Philadelphia did allow this child to be reunited with his former foster mother, but admitted it has 250 other children who need to move from group homes to loving families and have nowhere to go because of the lack of homes their discrimination against CSS created. The case is on appeal. For these states to play the game of political correctness using children with special needs as pawns is truly awful.

Faith-based Agencies Are Essential to Children in Need

Many adoption agencies in America are faith-based organizations. Jesus said, “Whatever you did for one of the least of these brothers and sisters of mine, you did for me,” and many faith-minded organizations are motivated by this call to service. For them, to work on behalf of the “least” in society means to help pair children with special needs with a permanent home, family, love, and security.

A few weeks ago, the U.S. Department of Health and Human Services (HHS) granted a waiver to South Carolina to protect faith-based foster care and adoption providers and enable them to continue helping children in need. In response to HHS’s decision, South Carolina Gov.

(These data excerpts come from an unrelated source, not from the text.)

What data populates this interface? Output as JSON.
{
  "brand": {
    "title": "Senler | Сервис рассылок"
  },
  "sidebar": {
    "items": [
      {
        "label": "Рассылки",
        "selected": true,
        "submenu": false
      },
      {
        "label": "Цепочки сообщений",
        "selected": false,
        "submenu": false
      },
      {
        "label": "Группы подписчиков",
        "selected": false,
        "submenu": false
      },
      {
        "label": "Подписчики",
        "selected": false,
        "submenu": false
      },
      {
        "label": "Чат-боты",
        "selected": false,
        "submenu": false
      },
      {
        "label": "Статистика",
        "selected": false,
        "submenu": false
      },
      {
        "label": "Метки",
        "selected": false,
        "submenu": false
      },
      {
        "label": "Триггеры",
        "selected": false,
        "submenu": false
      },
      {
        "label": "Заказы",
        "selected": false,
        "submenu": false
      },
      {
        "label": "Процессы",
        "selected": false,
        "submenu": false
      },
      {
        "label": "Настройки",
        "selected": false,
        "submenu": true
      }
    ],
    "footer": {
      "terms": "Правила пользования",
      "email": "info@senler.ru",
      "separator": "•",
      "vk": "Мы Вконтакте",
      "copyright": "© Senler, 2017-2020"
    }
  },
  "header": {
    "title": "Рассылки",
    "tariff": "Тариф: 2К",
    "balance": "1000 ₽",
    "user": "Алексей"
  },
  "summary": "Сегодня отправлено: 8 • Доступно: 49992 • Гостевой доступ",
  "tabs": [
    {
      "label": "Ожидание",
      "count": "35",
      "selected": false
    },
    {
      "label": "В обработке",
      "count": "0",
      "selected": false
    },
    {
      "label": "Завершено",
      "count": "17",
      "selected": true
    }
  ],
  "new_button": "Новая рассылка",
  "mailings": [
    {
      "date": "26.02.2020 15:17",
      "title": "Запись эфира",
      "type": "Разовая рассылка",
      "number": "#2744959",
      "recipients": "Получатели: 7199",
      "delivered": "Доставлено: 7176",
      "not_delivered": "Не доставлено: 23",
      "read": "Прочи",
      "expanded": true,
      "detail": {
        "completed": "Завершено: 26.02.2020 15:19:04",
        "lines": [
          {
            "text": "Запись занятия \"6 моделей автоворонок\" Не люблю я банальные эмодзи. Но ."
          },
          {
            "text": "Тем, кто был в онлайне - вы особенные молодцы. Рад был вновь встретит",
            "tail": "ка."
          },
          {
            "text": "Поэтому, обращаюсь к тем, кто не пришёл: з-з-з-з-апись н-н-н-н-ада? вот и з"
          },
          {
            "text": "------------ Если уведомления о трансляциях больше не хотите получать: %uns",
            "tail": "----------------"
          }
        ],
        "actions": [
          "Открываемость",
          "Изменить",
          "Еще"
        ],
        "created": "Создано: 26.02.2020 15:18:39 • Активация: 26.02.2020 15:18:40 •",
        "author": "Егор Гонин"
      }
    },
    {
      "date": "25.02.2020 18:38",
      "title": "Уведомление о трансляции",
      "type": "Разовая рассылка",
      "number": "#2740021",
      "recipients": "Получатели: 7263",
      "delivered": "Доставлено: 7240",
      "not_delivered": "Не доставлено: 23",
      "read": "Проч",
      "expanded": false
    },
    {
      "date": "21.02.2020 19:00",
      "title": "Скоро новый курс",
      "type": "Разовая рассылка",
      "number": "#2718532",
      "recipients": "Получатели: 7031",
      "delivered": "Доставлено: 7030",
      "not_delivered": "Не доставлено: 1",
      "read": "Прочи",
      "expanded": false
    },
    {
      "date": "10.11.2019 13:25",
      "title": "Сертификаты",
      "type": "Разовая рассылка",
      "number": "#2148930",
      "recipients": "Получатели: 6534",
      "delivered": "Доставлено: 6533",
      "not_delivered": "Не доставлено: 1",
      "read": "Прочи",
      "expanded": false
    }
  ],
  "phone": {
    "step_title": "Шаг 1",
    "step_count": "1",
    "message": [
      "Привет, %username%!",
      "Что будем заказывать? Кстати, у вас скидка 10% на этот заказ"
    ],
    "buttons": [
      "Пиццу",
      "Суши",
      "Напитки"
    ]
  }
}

Henry McMaster thanked President Trump and HHS Secretary Alex Azar, and noted South Carolina’s commitment to caring for children: “With young people in need of stable foster homes throughout our state, I am determined to protect each and every one of the Child Placing Agencies that have been called to help us fill those needs.”

Obama HHS officials established a rule discriminating against faith-based child services providers during President Obama’s final days in office. The Trump administration’s waiver to South Carolina of this regulation was granted based on the Religious Freedom Restoration Act (RFRA). Unless HHS wants to do this for every single state, however, they should nix the entire regulation.

Faith-based organizations’ adoption efforts are not discrimination against same-sex couples. They have no obligation to work with anyone they don’t choose to for any reason at all, and many other providers for same-sex couples exist. Instead, such organizations desire to remain true to their beliefs while helping families. Their very reason for serving needy children is their faith. It makes no sense to eviscerate their reason for existing — unless the real priority here  is not children’s needs, but adult desires.